Re: [PATCH v5 09/14] sched: Add over-utilization/tipping point indicator

From: Quentin Perret
Date: Mon Aug 06 2018 - 05:43:54 EST

On Monday 06 Aug 2018 at 10:40:46 (+0200), Vincent Guittot wrote:
> On Fri, 3 Aug 2018 at 17:55, Quentin Perret <quentin.perret@xxxxxxx> wrote:
> For every new task, the cpu selection is done assuming it's a heavy
> task with the max possible load_avg, and it looks for the idlest cpu.
> This means that if the system is lightly loaded, scheduler will select
> most probably a idle big core.

Agreed, that is what should happen if the system is lightly loaded.
However, I'm still not totally convinced this is wrong. It's
definitely not _always_ wrong, at least. Just like starting new tasks
on little CPUs isn't always wrong either.

> selecting big or Little is not the problem here. The problem is that
> we don't use Energy Model so we will most probably do the wrong
> choice. Nevertheless, putting a task on big is clearly the wrong
> choice in the case I mentioned above " shell script on hikey960".

_You_ can say it's wrong because _you_ know the task composition. The
scheduler has no way to tell.

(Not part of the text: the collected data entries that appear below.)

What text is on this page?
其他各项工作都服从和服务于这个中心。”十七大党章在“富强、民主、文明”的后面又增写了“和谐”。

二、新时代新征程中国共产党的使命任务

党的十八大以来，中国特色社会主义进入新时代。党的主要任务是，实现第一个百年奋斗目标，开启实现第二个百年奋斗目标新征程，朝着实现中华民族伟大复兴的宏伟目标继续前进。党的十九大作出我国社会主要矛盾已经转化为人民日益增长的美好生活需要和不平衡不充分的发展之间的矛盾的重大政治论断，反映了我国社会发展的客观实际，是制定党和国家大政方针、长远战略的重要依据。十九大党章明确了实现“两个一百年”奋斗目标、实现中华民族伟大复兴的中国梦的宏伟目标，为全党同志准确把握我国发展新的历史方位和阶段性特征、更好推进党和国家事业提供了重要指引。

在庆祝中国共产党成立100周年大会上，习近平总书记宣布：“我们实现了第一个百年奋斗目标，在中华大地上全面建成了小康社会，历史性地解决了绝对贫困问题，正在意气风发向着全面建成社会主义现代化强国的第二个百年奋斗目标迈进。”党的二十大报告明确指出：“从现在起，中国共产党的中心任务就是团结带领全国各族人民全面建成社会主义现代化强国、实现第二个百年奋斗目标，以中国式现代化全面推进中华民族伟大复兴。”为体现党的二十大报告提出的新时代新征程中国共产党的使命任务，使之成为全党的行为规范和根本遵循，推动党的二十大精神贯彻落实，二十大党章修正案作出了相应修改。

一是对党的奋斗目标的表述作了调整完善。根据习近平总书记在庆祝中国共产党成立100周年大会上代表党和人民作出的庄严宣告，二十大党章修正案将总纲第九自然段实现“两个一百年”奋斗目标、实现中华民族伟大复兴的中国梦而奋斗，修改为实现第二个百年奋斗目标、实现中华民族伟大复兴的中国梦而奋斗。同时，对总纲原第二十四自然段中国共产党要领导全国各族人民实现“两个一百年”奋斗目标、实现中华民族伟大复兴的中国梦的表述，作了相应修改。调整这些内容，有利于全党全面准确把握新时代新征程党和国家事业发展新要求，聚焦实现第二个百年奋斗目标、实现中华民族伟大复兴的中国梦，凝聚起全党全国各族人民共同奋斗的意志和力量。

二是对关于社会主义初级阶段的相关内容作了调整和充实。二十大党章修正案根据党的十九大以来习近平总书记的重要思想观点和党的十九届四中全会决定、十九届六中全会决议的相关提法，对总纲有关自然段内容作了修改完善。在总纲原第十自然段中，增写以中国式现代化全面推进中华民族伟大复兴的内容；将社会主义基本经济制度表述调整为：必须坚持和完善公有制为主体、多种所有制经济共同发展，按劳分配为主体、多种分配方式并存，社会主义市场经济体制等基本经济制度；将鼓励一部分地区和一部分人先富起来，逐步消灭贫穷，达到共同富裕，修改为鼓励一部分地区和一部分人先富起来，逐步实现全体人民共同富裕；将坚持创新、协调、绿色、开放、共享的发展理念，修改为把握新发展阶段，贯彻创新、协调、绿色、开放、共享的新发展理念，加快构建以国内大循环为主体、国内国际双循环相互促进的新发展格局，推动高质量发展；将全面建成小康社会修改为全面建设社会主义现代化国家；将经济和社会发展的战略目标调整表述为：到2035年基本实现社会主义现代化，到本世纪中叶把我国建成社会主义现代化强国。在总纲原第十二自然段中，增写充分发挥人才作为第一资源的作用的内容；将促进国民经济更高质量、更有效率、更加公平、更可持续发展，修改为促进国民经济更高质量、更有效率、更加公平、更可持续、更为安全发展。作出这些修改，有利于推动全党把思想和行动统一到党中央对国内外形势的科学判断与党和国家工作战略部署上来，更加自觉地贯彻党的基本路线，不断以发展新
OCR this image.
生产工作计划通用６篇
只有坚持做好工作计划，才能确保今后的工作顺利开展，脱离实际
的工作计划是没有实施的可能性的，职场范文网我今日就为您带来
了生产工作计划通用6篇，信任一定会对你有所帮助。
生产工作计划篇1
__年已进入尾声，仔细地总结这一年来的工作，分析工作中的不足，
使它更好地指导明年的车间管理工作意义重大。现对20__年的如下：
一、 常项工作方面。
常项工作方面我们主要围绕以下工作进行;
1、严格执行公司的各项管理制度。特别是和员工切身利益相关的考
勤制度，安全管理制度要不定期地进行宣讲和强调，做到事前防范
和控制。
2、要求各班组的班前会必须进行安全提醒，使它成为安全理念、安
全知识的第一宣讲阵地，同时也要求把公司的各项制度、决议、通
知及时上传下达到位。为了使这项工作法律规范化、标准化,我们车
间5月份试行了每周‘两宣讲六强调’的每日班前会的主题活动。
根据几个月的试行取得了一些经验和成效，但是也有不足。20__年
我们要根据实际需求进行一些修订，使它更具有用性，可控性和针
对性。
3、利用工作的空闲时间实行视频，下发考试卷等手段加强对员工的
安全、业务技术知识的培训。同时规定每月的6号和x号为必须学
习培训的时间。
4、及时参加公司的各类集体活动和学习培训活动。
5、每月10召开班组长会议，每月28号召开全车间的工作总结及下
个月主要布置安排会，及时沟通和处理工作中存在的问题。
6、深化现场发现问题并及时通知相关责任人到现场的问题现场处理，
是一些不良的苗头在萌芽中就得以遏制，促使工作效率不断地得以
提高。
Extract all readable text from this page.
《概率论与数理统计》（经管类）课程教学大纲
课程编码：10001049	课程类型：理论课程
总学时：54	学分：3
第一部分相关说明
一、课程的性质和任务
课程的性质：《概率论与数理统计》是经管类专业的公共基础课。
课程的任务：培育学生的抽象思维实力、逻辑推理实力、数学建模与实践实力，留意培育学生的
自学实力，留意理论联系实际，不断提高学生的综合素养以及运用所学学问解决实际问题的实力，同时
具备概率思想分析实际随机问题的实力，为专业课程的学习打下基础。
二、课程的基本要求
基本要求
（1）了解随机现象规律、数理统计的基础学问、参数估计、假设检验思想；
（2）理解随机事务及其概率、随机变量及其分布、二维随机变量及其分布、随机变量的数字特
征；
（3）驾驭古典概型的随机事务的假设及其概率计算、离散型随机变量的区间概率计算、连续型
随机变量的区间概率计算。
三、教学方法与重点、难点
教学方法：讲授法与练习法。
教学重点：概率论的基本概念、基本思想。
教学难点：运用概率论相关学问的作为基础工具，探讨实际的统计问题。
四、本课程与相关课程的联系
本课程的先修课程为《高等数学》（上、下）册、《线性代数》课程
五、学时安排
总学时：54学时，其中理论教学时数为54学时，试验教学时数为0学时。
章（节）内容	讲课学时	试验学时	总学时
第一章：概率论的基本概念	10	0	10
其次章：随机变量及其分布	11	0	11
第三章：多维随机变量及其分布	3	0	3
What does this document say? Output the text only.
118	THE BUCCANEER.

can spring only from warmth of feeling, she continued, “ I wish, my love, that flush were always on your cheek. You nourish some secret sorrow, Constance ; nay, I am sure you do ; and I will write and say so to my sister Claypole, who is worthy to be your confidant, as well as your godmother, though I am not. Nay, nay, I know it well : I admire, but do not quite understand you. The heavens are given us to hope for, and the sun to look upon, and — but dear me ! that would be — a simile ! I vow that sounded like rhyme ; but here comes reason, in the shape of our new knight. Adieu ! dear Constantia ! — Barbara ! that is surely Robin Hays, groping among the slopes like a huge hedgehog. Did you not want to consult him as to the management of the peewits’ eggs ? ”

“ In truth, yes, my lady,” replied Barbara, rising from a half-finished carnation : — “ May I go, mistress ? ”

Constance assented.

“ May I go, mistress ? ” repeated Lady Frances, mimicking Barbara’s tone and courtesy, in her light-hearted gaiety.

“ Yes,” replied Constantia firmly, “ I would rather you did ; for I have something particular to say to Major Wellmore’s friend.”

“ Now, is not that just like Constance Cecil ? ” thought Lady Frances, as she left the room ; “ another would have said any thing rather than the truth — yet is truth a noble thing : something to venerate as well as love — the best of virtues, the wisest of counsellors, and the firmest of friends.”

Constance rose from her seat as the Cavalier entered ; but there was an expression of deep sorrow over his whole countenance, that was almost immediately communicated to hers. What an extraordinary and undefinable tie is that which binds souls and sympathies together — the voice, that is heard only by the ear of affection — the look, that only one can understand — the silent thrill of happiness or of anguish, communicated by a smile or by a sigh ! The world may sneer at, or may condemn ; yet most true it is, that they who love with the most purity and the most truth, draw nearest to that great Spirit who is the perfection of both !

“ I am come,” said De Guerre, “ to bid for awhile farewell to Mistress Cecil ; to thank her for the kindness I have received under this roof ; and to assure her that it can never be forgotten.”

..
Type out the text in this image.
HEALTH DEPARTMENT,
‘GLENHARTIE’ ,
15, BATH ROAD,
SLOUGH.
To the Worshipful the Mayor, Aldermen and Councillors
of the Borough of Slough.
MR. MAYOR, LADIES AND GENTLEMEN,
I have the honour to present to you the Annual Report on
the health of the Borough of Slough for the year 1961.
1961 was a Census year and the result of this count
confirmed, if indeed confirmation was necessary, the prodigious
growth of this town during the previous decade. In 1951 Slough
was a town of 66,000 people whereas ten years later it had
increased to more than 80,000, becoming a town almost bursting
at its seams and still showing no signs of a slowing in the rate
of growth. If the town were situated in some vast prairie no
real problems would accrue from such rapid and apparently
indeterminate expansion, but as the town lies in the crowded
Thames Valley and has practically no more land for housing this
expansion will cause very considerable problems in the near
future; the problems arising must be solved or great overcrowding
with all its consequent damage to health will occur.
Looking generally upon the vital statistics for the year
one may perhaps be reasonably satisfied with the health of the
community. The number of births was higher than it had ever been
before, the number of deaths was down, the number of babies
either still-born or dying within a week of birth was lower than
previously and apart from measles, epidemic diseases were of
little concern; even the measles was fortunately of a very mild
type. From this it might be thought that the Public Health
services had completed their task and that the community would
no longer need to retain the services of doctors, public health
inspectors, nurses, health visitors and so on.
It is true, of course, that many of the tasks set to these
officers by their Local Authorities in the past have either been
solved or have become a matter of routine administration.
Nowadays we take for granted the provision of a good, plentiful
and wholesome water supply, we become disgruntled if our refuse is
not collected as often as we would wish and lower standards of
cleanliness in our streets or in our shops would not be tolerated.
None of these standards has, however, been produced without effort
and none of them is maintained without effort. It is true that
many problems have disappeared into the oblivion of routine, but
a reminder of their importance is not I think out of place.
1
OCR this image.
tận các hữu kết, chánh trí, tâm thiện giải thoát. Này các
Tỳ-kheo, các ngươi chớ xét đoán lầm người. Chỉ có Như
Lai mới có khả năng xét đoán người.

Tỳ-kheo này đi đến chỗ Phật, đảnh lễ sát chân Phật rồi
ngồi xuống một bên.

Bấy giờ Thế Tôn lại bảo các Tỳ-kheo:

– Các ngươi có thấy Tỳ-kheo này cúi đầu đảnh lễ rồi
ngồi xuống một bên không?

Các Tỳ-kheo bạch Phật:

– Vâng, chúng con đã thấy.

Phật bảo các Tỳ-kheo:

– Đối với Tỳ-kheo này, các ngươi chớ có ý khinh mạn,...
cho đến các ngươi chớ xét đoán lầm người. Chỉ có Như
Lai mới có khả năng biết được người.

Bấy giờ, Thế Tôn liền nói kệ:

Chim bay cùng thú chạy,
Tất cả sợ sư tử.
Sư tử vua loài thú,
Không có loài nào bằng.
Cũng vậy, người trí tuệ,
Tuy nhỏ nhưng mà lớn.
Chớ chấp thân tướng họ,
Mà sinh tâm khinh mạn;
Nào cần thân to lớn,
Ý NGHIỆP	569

You could come up with a script that
spawns heavy tasks every once in a while, and in this case putting
those on big cores would be beneficial ...

> Having something in the middle like taking into account load and/org
> utilization of the parent in order to mitigate big task starting with
> small utilization and small task starting with big utilization.
> It's probably not perfect because big tasks can create small ones and
> the opposite but if there are already big tasks, assuming that the new
> one is also a big one should have less power impact as we are already
> consuming power for the current bigs. At the opposite, if little are
> running, assuming that new task is little will not harm the power
> consumption unnecessarily.

Right, we can definitely come up with something more conservative than
what I'm currently proposing. I had a quick chat with Morten about this
the other day and one suggestion he had was to pick the CPU with the max
spare cap in the frequency domain in which the parent task is running ...

In any case, I really feel like there isn't an obvious right decision
here, so I'd prefer to keep things simple for now. This patch-set is a
first step, and fine-grained tuning for new tasks is probably something
that can be done later, if need be. What do you think ?